Tokindo Okada, who passed away in January this year, was a scientist who embodied this idea of the Kyoto Elite. Okada was a smart-looking scholar who turned the inconspicuous image of the biologist on its head: the sight of him arriving at campus in a bright red Alfa Romeo, dressed in red jeans and sunglasses and holding a cigarette between his lips, was an object of adoration for me and my contemporaries. A man of many talents, Okada trained numerous scholars from the field of developmental biology, created a new forum of scholarly endeavor called the Department of Biophysics and, among other things, loved the arts and wrote music criticism. He once said that science, the arts, and literature are all expressions of human creativity; they have a certain flavor in common, and none are completely independent of the history and ideas of their age. An important part of scholarship is having a sense of the times in which you live, and each country and each era has its own science. Okada also lamented, however, that the approach to science throughout the world has become far too uniform and tied especially to technology, and that across society as a whole the academic study of biology is becoming almost indistinguishable in style from that pursued in the business world. Surely he had sensed the importance of looking beyond one's own academic discipline, incorporating a broad range of knowledge and arts from other fields, and developing one's own individual flavor as a researcher.

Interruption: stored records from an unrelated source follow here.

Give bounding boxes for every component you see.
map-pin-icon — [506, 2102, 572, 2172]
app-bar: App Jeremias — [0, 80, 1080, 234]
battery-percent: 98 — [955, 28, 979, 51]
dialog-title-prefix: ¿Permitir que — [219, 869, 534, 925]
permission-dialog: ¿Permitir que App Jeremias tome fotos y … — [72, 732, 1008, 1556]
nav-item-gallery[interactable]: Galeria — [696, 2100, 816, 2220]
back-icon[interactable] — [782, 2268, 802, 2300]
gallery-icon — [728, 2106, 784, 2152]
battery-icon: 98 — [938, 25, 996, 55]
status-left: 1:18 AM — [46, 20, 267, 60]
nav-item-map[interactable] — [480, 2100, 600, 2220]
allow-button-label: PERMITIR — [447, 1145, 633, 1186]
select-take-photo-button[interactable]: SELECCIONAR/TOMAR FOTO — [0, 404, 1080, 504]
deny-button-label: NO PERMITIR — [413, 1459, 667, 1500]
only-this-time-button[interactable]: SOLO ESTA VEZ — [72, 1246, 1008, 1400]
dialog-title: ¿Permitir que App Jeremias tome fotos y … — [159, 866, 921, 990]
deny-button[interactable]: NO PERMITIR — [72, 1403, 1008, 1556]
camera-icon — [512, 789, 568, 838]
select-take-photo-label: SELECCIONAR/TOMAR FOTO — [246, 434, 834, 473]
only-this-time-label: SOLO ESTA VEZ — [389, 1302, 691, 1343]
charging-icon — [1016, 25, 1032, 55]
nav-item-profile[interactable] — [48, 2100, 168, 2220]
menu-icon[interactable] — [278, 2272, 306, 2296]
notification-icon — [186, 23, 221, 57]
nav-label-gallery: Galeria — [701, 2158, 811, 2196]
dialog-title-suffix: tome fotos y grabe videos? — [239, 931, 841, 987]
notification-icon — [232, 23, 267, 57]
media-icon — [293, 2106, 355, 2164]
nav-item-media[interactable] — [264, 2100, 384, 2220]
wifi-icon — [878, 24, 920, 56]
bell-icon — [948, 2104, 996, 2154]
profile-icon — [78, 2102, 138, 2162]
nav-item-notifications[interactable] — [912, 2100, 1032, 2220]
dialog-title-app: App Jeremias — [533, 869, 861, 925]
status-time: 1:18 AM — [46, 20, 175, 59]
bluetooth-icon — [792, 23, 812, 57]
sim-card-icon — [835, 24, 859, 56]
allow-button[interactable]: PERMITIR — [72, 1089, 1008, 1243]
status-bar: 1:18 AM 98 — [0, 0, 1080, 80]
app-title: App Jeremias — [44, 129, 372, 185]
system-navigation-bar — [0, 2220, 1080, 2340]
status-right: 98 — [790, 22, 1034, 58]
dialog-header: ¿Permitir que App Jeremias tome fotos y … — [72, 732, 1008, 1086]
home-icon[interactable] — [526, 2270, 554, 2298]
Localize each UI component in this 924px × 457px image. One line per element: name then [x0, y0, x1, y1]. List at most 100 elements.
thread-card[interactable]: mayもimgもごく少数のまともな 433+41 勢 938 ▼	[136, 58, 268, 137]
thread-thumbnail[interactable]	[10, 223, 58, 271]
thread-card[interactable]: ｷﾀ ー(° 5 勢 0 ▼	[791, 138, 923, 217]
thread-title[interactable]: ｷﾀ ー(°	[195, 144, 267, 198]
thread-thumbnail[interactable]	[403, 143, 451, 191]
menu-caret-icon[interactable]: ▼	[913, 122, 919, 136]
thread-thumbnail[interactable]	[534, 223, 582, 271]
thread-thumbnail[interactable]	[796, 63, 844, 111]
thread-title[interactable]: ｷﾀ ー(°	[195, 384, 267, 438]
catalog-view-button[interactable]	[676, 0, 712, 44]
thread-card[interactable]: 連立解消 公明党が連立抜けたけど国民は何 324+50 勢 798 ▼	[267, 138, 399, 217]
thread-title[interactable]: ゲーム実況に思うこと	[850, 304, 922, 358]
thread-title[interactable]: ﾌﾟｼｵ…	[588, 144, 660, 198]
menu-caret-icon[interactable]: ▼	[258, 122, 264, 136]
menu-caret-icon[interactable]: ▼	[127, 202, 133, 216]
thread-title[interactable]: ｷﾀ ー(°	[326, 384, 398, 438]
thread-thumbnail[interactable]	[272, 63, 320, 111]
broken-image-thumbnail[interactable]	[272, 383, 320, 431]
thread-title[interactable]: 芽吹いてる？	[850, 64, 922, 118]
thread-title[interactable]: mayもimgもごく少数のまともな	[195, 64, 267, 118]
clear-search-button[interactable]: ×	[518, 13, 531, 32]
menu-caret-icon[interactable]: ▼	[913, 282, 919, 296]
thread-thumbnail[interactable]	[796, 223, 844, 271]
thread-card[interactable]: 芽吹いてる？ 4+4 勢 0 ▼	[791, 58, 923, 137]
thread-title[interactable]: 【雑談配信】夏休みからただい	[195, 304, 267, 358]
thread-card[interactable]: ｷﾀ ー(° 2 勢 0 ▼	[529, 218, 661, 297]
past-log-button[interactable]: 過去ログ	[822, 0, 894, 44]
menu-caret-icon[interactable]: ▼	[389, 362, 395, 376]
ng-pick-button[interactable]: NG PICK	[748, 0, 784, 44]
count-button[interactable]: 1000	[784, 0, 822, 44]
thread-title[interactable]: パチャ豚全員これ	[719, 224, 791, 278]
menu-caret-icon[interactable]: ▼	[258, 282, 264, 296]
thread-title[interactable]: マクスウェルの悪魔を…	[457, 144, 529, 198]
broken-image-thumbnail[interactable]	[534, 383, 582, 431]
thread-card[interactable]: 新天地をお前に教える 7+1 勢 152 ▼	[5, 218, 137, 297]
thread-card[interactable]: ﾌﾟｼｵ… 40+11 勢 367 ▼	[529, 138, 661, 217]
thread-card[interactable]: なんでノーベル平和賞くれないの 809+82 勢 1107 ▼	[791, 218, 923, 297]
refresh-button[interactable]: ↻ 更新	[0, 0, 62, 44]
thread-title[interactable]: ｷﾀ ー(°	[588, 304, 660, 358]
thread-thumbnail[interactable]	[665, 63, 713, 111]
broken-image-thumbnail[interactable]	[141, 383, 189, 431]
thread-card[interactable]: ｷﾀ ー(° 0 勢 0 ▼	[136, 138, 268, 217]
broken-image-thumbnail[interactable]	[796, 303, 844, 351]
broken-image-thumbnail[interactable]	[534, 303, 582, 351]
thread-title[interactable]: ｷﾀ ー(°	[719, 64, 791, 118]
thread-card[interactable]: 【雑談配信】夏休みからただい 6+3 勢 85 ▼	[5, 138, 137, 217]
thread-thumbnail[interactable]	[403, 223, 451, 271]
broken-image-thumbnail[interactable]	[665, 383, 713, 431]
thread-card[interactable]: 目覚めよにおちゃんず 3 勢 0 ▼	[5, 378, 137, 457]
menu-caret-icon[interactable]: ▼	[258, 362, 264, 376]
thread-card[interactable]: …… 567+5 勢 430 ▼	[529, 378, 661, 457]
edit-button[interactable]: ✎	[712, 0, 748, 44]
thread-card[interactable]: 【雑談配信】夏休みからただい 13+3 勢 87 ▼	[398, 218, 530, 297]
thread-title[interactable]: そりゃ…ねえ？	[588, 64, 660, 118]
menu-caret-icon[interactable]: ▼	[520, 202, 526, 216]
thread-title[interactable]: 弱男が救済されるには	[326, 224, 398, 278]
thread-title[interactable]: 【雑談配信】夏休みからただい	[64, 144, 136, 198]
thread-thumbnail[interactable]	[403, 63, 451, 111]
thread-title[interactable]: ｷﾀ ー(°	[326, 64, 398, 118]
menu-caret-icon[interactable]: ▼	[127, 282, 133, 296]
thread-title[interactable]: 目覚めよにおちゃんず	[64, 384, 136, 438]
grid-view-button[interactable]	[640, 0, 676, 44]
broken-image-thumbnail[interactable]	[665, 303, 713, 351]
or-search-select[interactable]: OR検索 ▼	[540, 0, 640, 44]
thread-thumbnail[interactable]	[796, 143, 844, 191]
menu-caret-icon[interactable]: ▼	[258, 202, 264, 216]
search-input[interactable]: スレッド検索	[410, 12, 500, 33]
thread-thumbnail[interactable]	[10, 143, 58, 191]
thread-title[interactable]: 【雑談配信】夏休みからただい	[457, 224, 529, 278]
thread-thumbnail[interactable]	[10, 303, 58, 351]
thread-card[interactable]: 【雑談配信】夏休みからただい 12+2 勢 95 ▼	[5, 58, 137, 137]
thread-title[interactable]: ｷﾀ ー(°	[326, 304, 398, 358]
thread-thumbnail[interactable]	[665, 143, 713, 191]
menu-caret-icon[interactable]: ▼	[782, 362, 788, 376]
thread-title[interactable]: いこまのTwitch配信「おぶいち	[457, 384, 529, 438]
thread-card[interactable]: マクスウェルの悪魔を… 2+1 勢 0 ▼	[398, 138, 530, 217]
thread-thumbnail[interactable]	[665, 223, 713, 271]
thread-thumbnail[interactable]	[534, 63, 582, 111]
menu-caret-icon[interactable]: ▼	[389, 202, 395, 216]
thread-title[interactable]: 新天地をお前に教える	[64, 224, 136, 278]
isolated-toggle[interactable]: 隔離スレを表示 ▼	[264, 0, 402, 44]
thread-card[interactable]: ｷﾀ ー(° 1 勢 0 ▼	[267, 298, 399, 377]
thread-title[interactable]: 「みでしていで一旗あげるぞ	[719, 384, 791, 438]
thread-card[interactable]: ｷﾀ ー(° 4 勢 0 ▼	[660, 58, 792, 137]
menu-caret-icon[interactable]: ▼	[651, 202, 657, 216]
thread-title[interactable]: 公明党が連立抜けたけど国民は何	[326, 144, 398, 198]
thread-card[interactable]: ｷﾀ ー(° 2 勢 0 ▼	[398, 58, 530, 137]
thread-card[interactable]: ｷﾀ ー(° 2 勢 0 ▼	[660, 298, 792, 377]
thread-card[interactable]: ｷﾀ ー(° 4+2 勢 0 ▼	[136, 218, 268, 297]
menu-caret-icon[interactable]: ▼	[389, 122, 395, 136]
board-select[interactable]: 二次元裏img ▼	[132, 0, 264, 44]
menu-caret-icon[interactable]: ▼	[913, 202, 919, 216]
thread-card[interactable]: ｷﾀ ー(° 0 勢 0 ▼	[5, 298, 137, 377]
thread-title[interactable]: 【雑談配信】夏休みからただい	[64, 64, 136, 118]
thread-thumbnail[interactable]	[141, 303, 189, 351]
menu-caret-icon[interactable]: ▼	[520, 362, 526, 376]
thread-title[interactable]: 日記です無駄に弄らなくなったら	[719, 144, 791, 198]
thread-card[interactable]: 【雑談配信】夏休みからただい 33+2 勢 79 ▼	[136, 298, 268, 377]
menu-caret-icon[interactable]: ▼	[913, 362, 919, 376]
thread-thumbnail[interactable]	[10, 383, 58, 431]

I believe that each one of you has cultivated the qualities of the Kyoto Elite through your research life here at Kyoto University. You have cast your eyes over many different fields and developed your own distinctive flavor through vigorous dialogue with others. That is testimony to your studies at Kyoto University, and will be a priceless asset in your life from here on. Moreover, your dissertation is the ultimate gift you can give to future generations, and the footsteps you leave behind will serve as a guideline for those who come after you. I believe that the value of these things will be determined by whether or not you can uphold the pride and literacy of the Kyoto Elite. The recent spate of incidents of fraud involving scientists has drawn fierce criticism from the wider public. I hope that each one of you will rely on your pride and experience as researchers nurtured at Kyoto University, and go on to pursue brilliant careers.

Once again, let me offer my sincere congratulations to each and every one of you here today.